The World Is A Thorn
Solid State Records
Back in 2010, when buzz was building about the new Demon Hunter album that was to be released, the words “Heaviest one yet!” and “Most melodic to date!” were pretty much interchangeable, depending on which periodical or blog site you were seeing this at. Also bandied about was that The World Is A Thorn was set to be the bestest release for the band evah! Like, for realsies, and stuff.
Please don’t mistake my sarcasm for hatred or bile. It’s due to mild disappointment, really. Because, while Demon Hunter have traversed down that road before, here the melodic elements seem to be more of the focus. Because, while the songs on The World Is A Thorn do get heavy, it’s more of the kind that you would find on most modern metal radio formats. That’s neither good nor bad, just…different than what was expected with Demon Hunter.
The opening cut, “Descending Upon Us”, has a majestic sounding opening, then settles into a heavy and solid cut with a melodic chorus. Then next cut, “LifeWar” is a simple, straight-ahead plod-along that does get a bit monotonous. Not bad, but a bit more Nu Metal than expected. “Collapsing” start off with an electronic keyboard riff, then veers once again into Modern Heavy Rock/Nu Metal territory. It’s catchy and melodic, yes; like I said earlier, it sounds like something that can be heard on the radio, easily. This same kind of pattern can be heard on cuts like “This Is The Line”, “Shallow Water” and “Feel As Though You Could”, while there are a couple of ballads with “Diving Nails” and the album closer “Blood In The Tears”.
Before you think that there’s really nothing remarkable about The World Is A Thorn, there are three standout gems in this: the title track, which is thrash metal in execution, which makes me wonder why they didn’t just stay with that.
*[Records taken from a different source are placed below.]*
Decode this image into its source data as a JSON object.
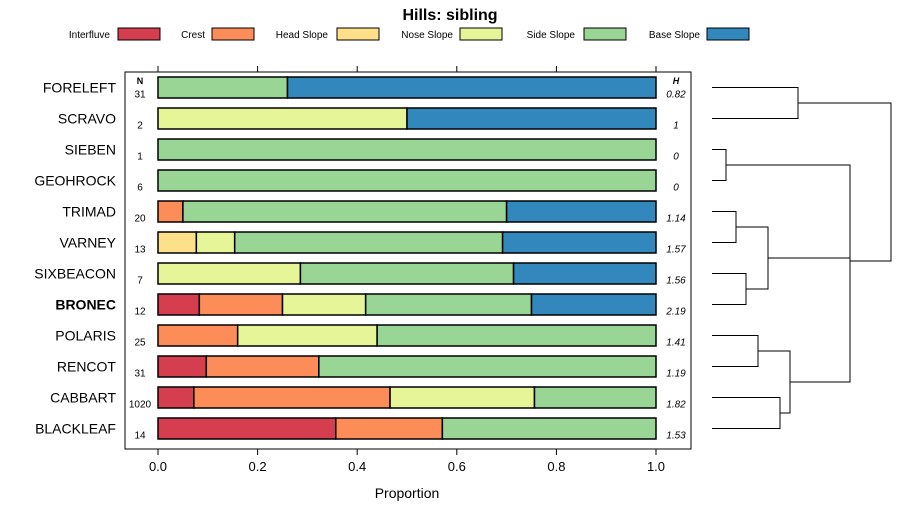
{
  "chart_data": {
    "type": "bar",
    "stacked": true,
    "orientation": "horizontal",
    "title": "Hills: sibling",
    "xlabel": "Proportion",
    "xlim": [
      0,
      1
    ],
    "xticks": [
      "0.0",
      "0.2",
      "0.4",
      "0.6",
      "0.8",
      "1.0"
    ],
    "n_header": "N",
    "h_header": "H",
    "highlight": "BRONEC",
    "legend": [
      {
        "name": "Interfluve",
        "color": "#D53E4F"
      },
      {
        "name": "Crest",
        "color": "#FC8D59"
      },
      {
        "name": "Head Slope",
        "color": "#FEE08B"
      },
      {
        "name": "Nose Slope",
        "color": "#E6F598"
      },
      {
        "name": "Side Slope",
        "color": "#99D594"
      },
      {
        "name": "Base Slope",
        "color": "#3288BD"
      }
    ],
    "rows": [
      {
        "name": "FORELEFT",
        "n": "31",
        "h": "0.82",
        "values": [
          0,
          0,
          0,
          0,
          0.26,
          0.74
        ]
      },
      {
        "name": "SCRAVO",
        "n": "2",
        "h": "1",
        "values": [
          0,
          0,
          0,
          0.5,
          0,
          0.5
        ]
      },
      {
        "name": "SIEBEN",
        "n": "1",
        "h": "0",
        "values": [
          0,
          0,
          0,
          0,
          1.0,
          0
        ]
      },
      {
        "name": "GEOHROCK",
        "n": "6",
        "h": "0",
        "values": [
          0,
          0,
          0,
          0,
          1.0,
          0
        ]
      },
      {
        "name": "TRIMAD",
        "n": "20",
        "h": "1.14",
        "values": [
          0,
          0.05,
          0,
          0,
          0.65,
          0.3
        ]
      },
      {
        "name": "VARNEY",
        "n": "13",
        "h": "1.57",
        "values": [
          0,
          0,
          0.077,
          0.077,
          0.538,
          0.308
        ]
      },
      {
        "name": "SIXBEACON",
        "n": "7",
        "h": "1.56",
        "values": [
          0,
          0,
          0,
          0.286,
          0.428,
          0.286
        ]
      },
      {
        "name": "BRONEC",
        "n": "12",
        "h": "2.19",
        "values": [
          0.083,
          0.167,
          0,
          0.167,
          0.333,
          0.25
        ]
      },
      {
        "name": "POLARIS",
        "n": "25",
        "h": "1.41",
        "values": [
          0,
          0.16,
          0,
          0.28,
          0.56,
          0
        ]
      },
      {
        "name": "RENCOT",
        "n": "31",
        "h": "1.19",
        "values": [
          0.097,
          0.226,
          0,
          0,
          0.677,
          0
        ]
      },
      {
        "name": "CABBART",
        "n": "1020",
        "h": "1.82",
        "values": [
          0.072,
          0.394,
          0,
          0.29,
          0.244,
          0
        ]
      },
      {
        "name": "BLACKLEAF",
        "n": "14",
        "h": "1.53",
        "values": [
          0.357,
          0.214,
          0,
          0,
          0.429,
          0
        ]
      }
    ]
  }
}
It’s awesome. “Tie This Around Your Neck” is nice and heavy, and “Just Breathe” is another example of the band utilizing electronics, but here it’s lending a darker hue to something already heavy and anthemic.
Overall, with only three cuts that I found to be worth repeating, buried in a bunch of more formulaic fare (I shuddered writing that), I’m going to have to say that The World Is A Thorn was more than a bit disappointing. It’s far from terrible; it’s just something of a departure of what I dig about Demon Hunter.